И только тут он заметил, что вытянутая и положенная на подушечку нога Мириам в гипсе.
— Ой! — выдохнул он. — Что случилось?
— Твоя мать утром сломала ногу в голеностопе, но ты не должен по этому поводу переживать.
Но это все было в прошлом, а нынче я сказал:
— Помнишь, когда-то я водил детей — и тебя в том числе — смотреть «Белоснежку и семь гномов»? Их звали Профессор, Засоня, Плакса, Брюзга и...
— Брюзга? Ты хочешь сказать Ворчун!
— Конечно, я так и сказал. Но там было еще трое.
— Весельчак…
— Это я знаю. Ну и…
— С ходу не могу припомнить двоих оставшихся.
— Подумай.
— Да ну тебя, папа. Я еще и зубы не чистил.
— Надеюсь, я не разбудил Салли?
— В смысле — Дороти. Салли давно отстегнулась. Нет, Дороти уже ушла на работу. Черт! Черт! Черт!
— Что там у тебя стряслось?
— Она не оставила мне на кровати «Таймс» и — вот! вижу! точно! — забыла захватить белье в прачечную. Слушай, если ты не возражаешь, я бы еще поспал, а?
Он умница, мой Савл, куда интеллигентнее меня, но больно уж гневлив. Хмур, раздражителен. Чуть что — так и взовьется. Ругается, кричит, и мне это представляется весьма непривлекательным качеством. Зато он наделен чем-то вроде отблеска красоты Мириам. Ее изящества. Ее самобытности. Я обожаю его. Перед тем как с отличием окончить университет Макгилла, он снизошел до участия в конкурсе на Родсовскую стипендию, победил и отказался от нее, обосновав отказ в своем всегдашнем неповторимом стиле. «Сесил Родс, — сообщил он комиссии, — был жестоким империалистом, поэтому его стипендионный фонд было бы честнее использовать для выплаты компенсаций неграм, которых он эксплуатировал. Я не желаю иметь ничего общего с его кровавыми деньгами». Избегнув учебы в Оксфорде, Савл остался в аспирантуре Гарварда. Но, естественно, мой мальчик не принял и ученой степени, которую заклеймил как буржуазное бахвальство.

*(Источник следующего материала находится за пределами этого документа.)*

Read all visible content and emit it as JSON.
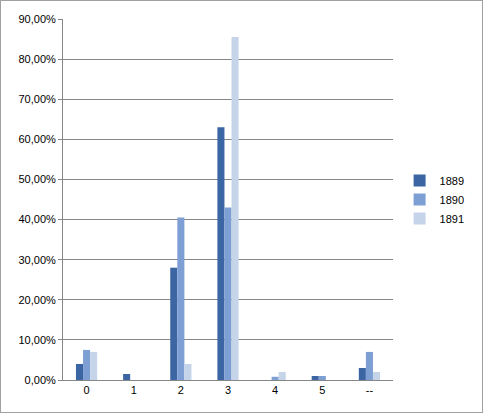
{
  "chart_data": {
    "type": "bar",
    "categories": [
      "0",
      "1",
      "2",
      "3",
      "4",
      "5",
      "--"
    ],
    "series": [
      {
        "name": "1889",
        "color": "#3c65a3",
        "values": [
          4,
          1.5,
          28,
          63,
          0,
          1,
          3
        ]
      },
      {
        "name": "1890",
        "color": "#7d9fd3",
        "values": [
          7.5,
          0,
          40.5,
          43,
          0.8,
          1,
          7
        ]
      },
      {
        "name": "1891",
        "color": "#c6d4ea",
        "values": [
          7,
          0,
          4,
          85.5,
          2,
          0,
          2
        ]
      }
    ],
    "ylim": [
      0,
      90
    ],
    "yticks": [
      {
        "value": 0,
        "label": "0,00%"
      },
      {
        "value": 10,
        "label": "10,00%"
      },
      {
        "value": 20,
        "label": "20,00%"
      },
      {
        "value": 30,
        "label": "30,00%"
      },
      {
        "value": 40,
        "label": "40,00%"
      },
      {
        "value": 50,
        "label": "50,00%"
      },
      {
        "value": 60,
        "label": "60,00%"
      },
      {
        "value": 70,
        "label": "70,00%"
      },
      {
        "value": 80,
        "label": "80,00%"
      },
      {
        "value": 90,
        "label": "90,00%"
      }
    ],
    "grid": true,
    "legend": "right"
  }
}
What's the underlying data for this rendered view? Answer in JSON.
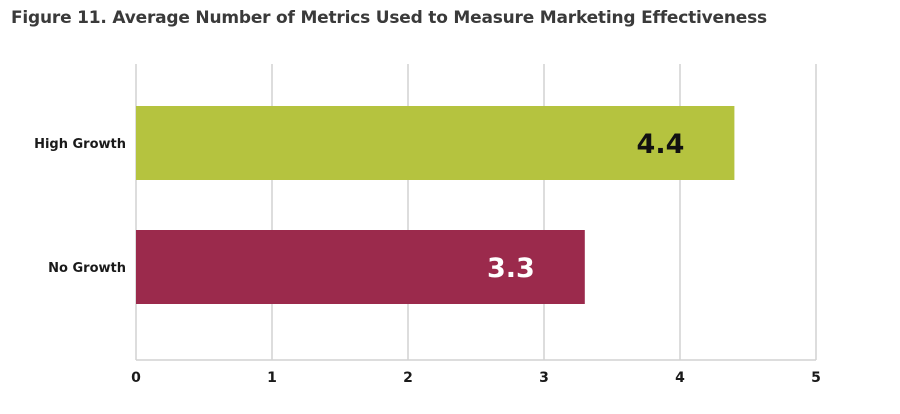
{
  "chart_data": {
    "type": "bar",
    "orientation": "horizontal",
    "title": "Figure 11. Average Number of Metrics Used to Measure Marketing Effectiveness",
    "xlabel": "",
    "ylabel": "",
    "categories": [
      "High Growth",
      "No Growth"
    ],
    "values": [
      4.4,
      3.3
    ],
    "value_labels": [
      "4.4",
      "3.3"
    ],
    "bar_colors": [
      "#b5c33f",
      "#9b2a4c"
    ],
    "label_colors": [
      "#111111",
      "#ffffff"
    ],
    "xlim": [
      0,
      5
    ],
    "xticks": [
      0,
      1,
      2,
      3,
      4,
      5
    ],
    "xtick_labels": [
      "0",
      "1",
      "2",
      "3",
      "4",
      "5"
    ],
    "grid": true,
    "legend": "none"
  }
}
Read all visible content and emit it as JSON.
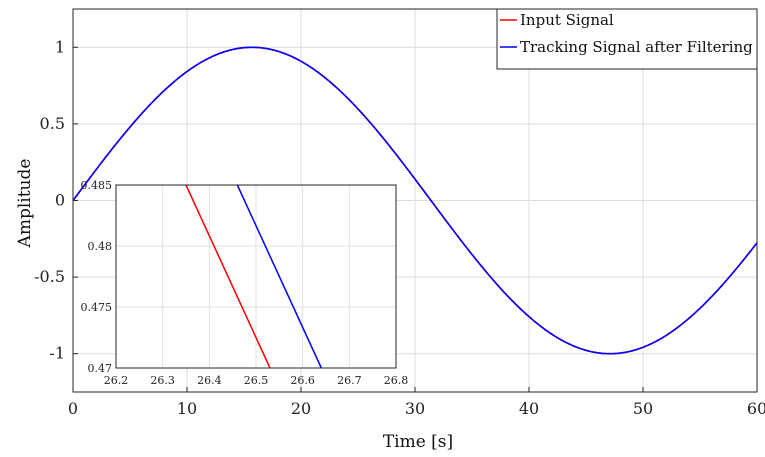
{
  "chart_data": {
    "type": "line",
    "title": "",
    "xlabel": "Time [s]",
    "ylabel": "Amplitude",
    "xlim": [
      0,
      60
    ],
    "ylim": [
      -1.25,
      1.25
    ],
    "xticks": [
      "0",
      "10",
      "20",
      "30",
      "40",
      "50",
      "60"
    ],
    "yticks": [
      "1",
      "0.5",
      "0",
      "-0.5",
      "-1"
    ],
    "grid": true,
    "legend_position": "top-right",
    "series": [
      {
        "name": "Input Signal",
        "color": "#ff0000",
        "function": "sin",
        "period": 62.8,
        "amplitude": 1,
        "x_range": [
          0,
          60
        ]
      },
      {
        "name": "Tracking Signal after Filtering",
        "color": "#0000ff",
        "function": "sin",
        "period": 62.8,
        "amplitude": 1,
        "x_range": [
          0,
          60
        ]
      }
    ],
    "inset": {
      "type": "line",
      "xlim": [
        26.2,
        26.8
      ],
      "ylim": [
        0.47,
        0.485
      ],
      "xticks": [
        "26.2",
        "26.3",
        "26.4",
        "26.5",
        "26.6",
        "26.7",
        "26.8"
      ],
      "yticks": [
        "0.485",
        "0.48",
        "0.475",
        "0.47"
      ],
      "grid": true,
      "series": [
        {
          "name": "Input Signal",
          "color": "#ff0000",
          "points": [
            [
              26.35,
              0.485
            ],
            [
              26.53,
              0.47
            ]
          ]
        },
        {
          "name": "Tracking Signal after Filtering",
          "color": "#0000ff",
          "points": [
            [
              26.46,
              0.485
            ],
            [
              26.64,
              0.47
            ]
          ]
        }
      ]
    }
  }
}
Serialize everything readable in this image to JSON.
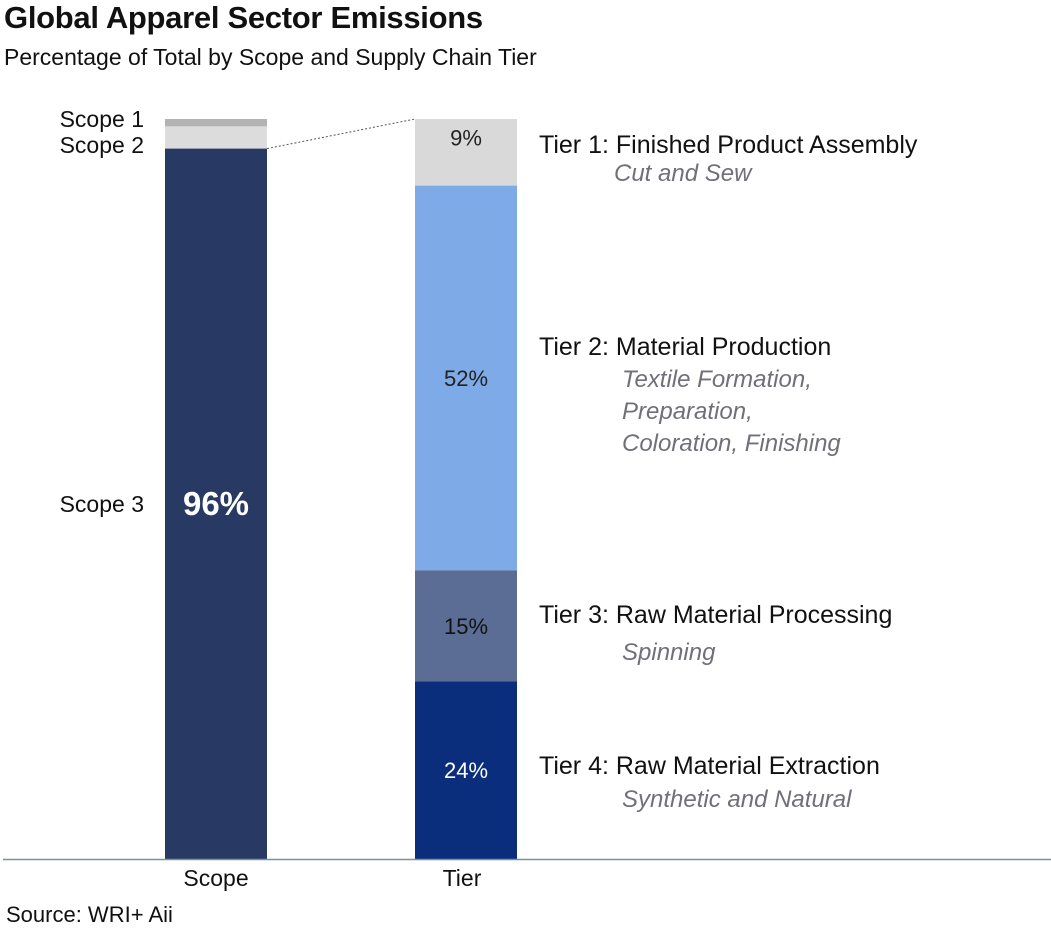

У моих сыновей что-то где-то закоротило. Крест-накрест перемкнулись провода. Майк, убежденный социалист, неприлично богат и женат на гранд-даме. А Савл, хотя и сделался неоконсерватором, гол как сокол и влачит нищенское существование в Нью-Йорке, снимая в Гринич-Виллидже какой-то чердак; влюбленные в него девицы, сменяя одна другую, готовят, шьют и стирают его трусы. На жизнь Савл кое-как зарабатывает тем, что пишет полемические статьи в издания правой ориентации: «Америкэн спектейтор», «Вашингтон таймс», «Комментари» и «Нэшнл ревью». Издательство «Фри-пресс» напечатало сборник его эссе отдельной книгой, и я никогда не пройду мимо какого-нибудь дальнего, где я нечасто бываю, книжного магазина без того, чтобы, взяв с полки три дорогих издания по искусству и хлопнув ими о прилавок, не спросить: «А у вас случайно нет блестящей книги Савла Панофски "Промежуточный отчет"?» Если отвечают нет, я говорю: «Что ж, в таком случае эти мне тоже не нужны».